There's a lot of love in my work recently and along with this year's Love Reliquary I'm writing a Love Symphony too. No work done over the weekend. At those times I wonder if the enforced break gives me more creative energy? Perhaps that's the essence of a holiday. Either way, today I made great strides and have produced a large lump of a track called "the door in the sky of stars" or something like that.
I have several rules to help productivity. More and more I'm seeing that writing music is closer to oil painting than painting in acrylics! My procedures are unifying.
1. First I begin with the overall idea. This contains the emotion and thematic intellectual content. For this symphony I wrote a quick track list which told a story of a journey from emptiness to love. The tracks had long titles, like my paintings and were written faster than I could write. It's important to let the unconscious decide on the journey.
2. For each track I try to feel the mood then write the notes at night. This activity doesn't work as well in the day. Ideas for paintings too are strongest late at night when in a semi-meditative frame of mind. The tunes are written down on paper and the basic track layout is made. The crucial part here is to make notes at the right pace. Too much going backwards will taint your memory of the length and pacing. Too much improvisation and fancy will be hard to write down, so the correct balance of invention and notating is needed.
3. On a future day I enter the sequencer and type in the track. It's important to get it in there, as much as possible. Production balancing is sometimes best done on the way, especially if the instruments are undecided (which is often the case, I tend to compose on a plain piano instrument).
4. Then, much later, final adjustment, and even compositional changes to introduce structure from other sections. This is like a glazing of a painting. The idea phase is done, and the essential fabric, the essence, the "underpainting". Now the sections can be adjusted.

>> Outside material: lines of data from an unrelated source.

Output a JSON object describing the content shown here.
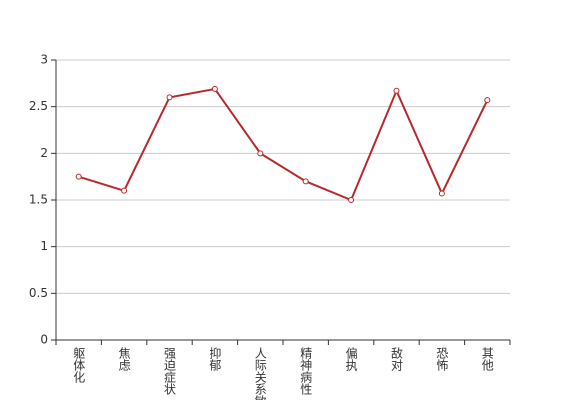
{
  "chart_data": {
    "type": "line",
    "categories": [
      "躯体化",
      "焦虑",
      "强迫症状",
      "抑郁",
      "人际关系敏感",
      "精神病性",
      "偏执",
      "敌对",
      "恐怖",
      "其他"
    ],
    "values": [
      1.75,
      1.6,
      2.6,
      2.69,
      2.0,
      1.7,
      1.5,
      2.67,
      1.57,
      2.57
    ],
    "color": "#b8282c",
    "ylim": [
      0,
      3
    ],
    "yticks": [
      0,
      0.5,
      1,
      1.5,
      2,
      2.5,
      3
    ],
    "grid": true
  }
}
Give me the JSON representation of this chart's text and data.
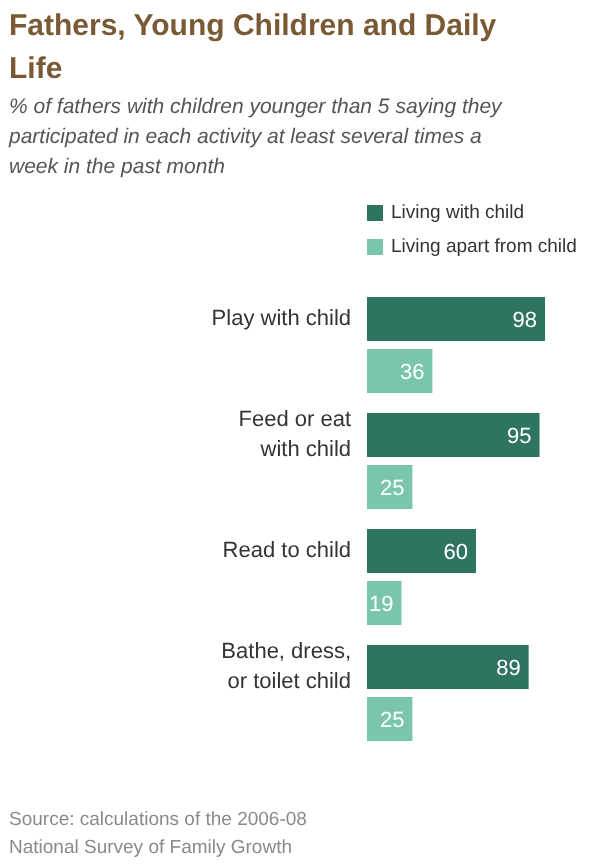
{
  "chart_data": {
    "type": "bar",
    "orientation": "horizontal",
    "title": "Fathers, Young Children and Daily\nLife",
    "subtitle": "% of fathers with children younger than 5 saying they\nparticipated in each activity at least several times a\nweek in the past month",
    "categories": [
      "Play with child",
      "Feed or eat\nwith child",
      "Read to child",
      "Bathe, dress,\nor toilet child"
    ],
    "series": [
      {
        "name": "Living with child",
        "color": "#2e7460",
        "values": [
          98,
          95,
          60,
          89
        ]
      },
      {
        "name": "Living apart from child",
        "color": "#7ac5ae",
        "values": [
          36,
          25,
          19,
          25
        ]
      }
    ],
    "data_labels": true,
    "legend": "top right",
    "grid": false,
    "annotations": [
      "Source: calculations of the 2006-08\nNational Survey of Family Growth"
    ]
  }
}
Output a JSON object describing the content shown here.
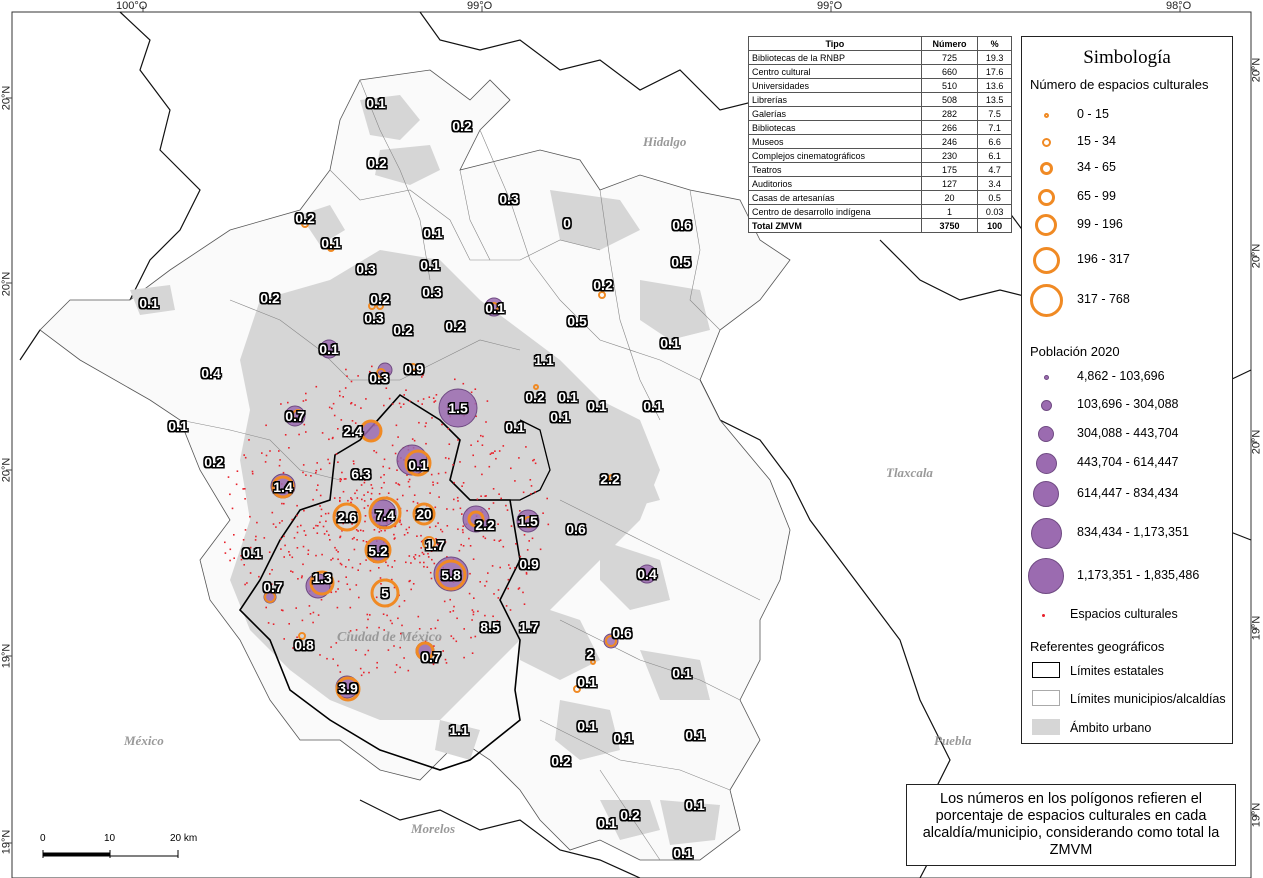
{
  "coordinates": {
    "top": [
      "100°O",
      "99°O",
      "99°O",
      "98°O"
    ],
    "left": [
      "20°N",
      "20°N",
      "20°N",
      "19°N",
      "19°N"
    ],
    "right": [
      "20°N",
      "20°N",
      "20°N",
      "19°N",
      "19°N"
    ]
  },
  "states": [
    "Hidalgo",
    "Tlaxcala",
    "México",
    "Puebla",
    "Morelos",
    "Ciudad de México"
  ],
  "table": {
    "headers": [
      "Tipo",
      "Número",
      "%"
    ],
    "rows": [
      [
        "Bibliotecas de la RNBP",
        "725",
        "19.3"
      ],
      [
        "Centro cultural",
        "660",
        "17.6"
      ],
      [
        "Universidades",
        "510",
        "13.6"
      ],
      [
        "Librerías",
        "508",
        "13.5"
      ],
      [
        "Galerías",
        "282",
        "7.5"
      ],
      [
        "Bibliotecas",
        "266",
        "7.1"
      ],
      [
        "Museos",
        "246",
        "6.6"
      ],
      [
        "Complejos cinematográficos",
        "230",
        "6.1"
      ],
      [
        "Teatros",
        "175",
        "4.7"
      ],
      [
        "Auditorios",
        "127",
        "3.4"
      ],
      [
        "Casas de artesanías",
        "20",
        "0.5"
      ],
      [
        "Centro de desarrollo indígena",
        "1",
        "0.03"
      ]
    ],
    "total": [
      "Total ZMVM",
      "3750",
      "100"
    ]
  },
  "legend": {
    "title": "Simbología",
    "cultural_heading": "Número de espacios culturales",
    "cultural_classes": [
      "0 - 15",
      "15 - 34",
      "34 - 65",
      "65 - 99",
      "99 - 196",
      "196 - 317",
      "317 - 768"
    ],
    "population_heading": "Población 2020",
    "population_classes": [
      "4,862 - 103,696",
      "103,696 - 304,088",
      "304,088 - 443,704",
      "443,704 - 614,447",
      "614,447 - 834,434",
      "834,434 - 1,173,351",
      "1,173,351 - 1,835,486"
    ],
    "points_label": "Espacios culturales",
    "referents_heading": "Referentes geográficos",
    "referents": [
      "Límites estatales",
      "Límites municipios/alcaldías",
      "Ámbito urbano"
    ],
    "colors": {
      "cultural": "#f08a24",
      "population": "#9b6bb0",
      "urban": "#d6d6d6",
      "points": "#e8202a"
    }
  },
  "note": "Los números en los polígonos refieren el porcentaje de espacios culturales en cada alcaldía/municipio, considerando como total la ZMVM",
  "scale": {
    "labels": [
      "0",
      "10",
      "20 km"
    ]
  },
  "percentages": [
    "0.1",
    "0.2",
    "0.2",
    "0.3",
    "0",
    "0.6",
    "0.2",
    "0.1",
    "0.1",
    "0.3",
    "0.1",
    "0.5",
    "0.2",
    "0.1",
    "0.2",
    "0.2",
    "0.3",
    "0.1",
    "0.3",
    "0.2",
    "0.2",
    "0.5",
    "0.1",
    "0.1",
    "1.1",
    "0.3",
    "0.9",
    "0.4",
    "0.2",
    "0.1",
    "0.1",
    "1.5",
    "0.1",
    "0.1",
    "0.1",
    "0.7",
    "2.4",
    "0.1",
    "0.2",
    "0.1",
    "6.3",
    "2.2",
    "1.4",
    "2.6",
    "7.4",
    "20",
    "2.2",
    "1.5",
    "0.6",
    "0.1",
    "1.7",
    "0.9",
    "5.2",
    "5.8",
    "0.4",
    "0.7",
    "1.3",
    "5",
    "8.5",
    "1.7",
    "0.6",
    "0.8",
    "0.7",
    "2",
    "0.1",
    "0.1",
    "3.9",
    "0.1",
    "0.1",
    "1.1",
    "0.1",
    "0.2",
    "0.1",
    "0.1",
    "0.2",
    "0.1",
    "0"
  ]
}
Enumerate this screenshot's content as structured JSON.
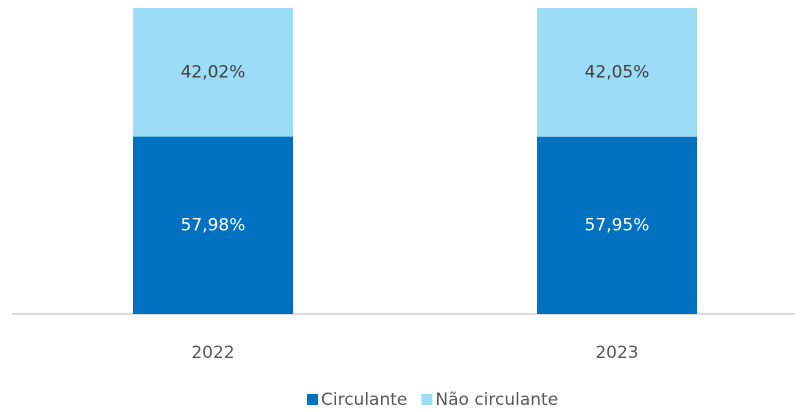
{
  "chart_data": {
    "type": "stacked_bar",
    "categories": [
      "2022",
      "2023"
    ],
    "ylim": [
      0,
      100
    ],
    "legend": "bottom",
    "series": [
      {
        "name": "Circulante",
        "color": "#0070c0",
        "values": [
          57.98,
          57.95
        ],
        "value_labels": [
          "57,98%",
          "57,95%"
        ]
      },
      {
        "name": "Não circulante",
        "color": "#9ddcf6",
        "values": [
          42.02,
          42.05
        ],
        "value_labels": [
          "42,02%",
          "42,05%"
        ]
      }
    ]
  }
}
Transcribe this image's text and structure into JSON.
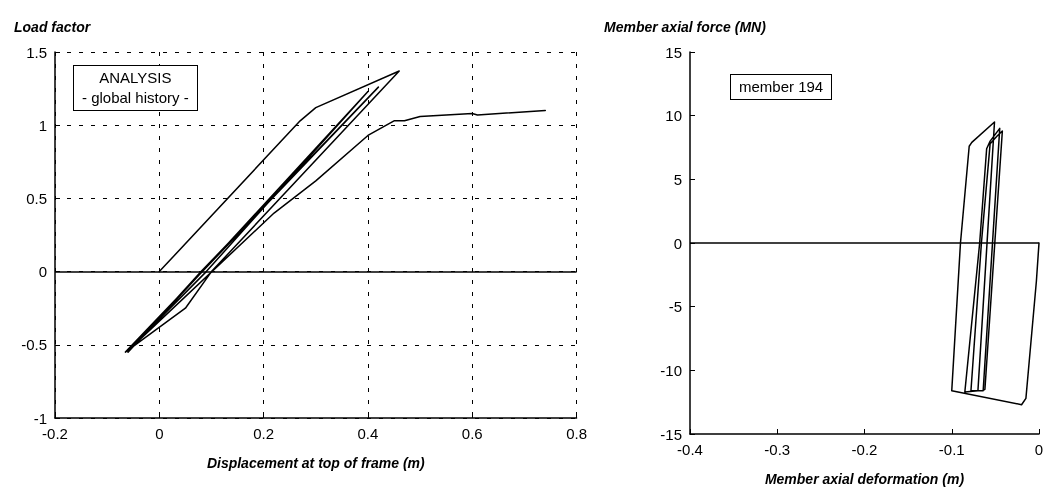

Most of the tracks I've written so far are half complete, but this is the plan; to do as much as possible first, then rearrange and reedit later. One key factor is NOT to listen to the work much, so that if sounds fresh. After conceiving the idea and writing it down, forget it! After composing the melody and writing it down, forget it! Then after sequencing it, forget it! In art you can't influence yourself, and by thinking you can you'll end up narrowing your tastes and creativity, so it's important to avoid contact with your work. I think that live performance of music by composers kills their creativity in this way. Given that, it's amazing that pop/rock bands manage anything original at all (although this also proves why the best albums come after a long break, and why bands almost always get less and less creative over time, after a while their music all sounds the same.)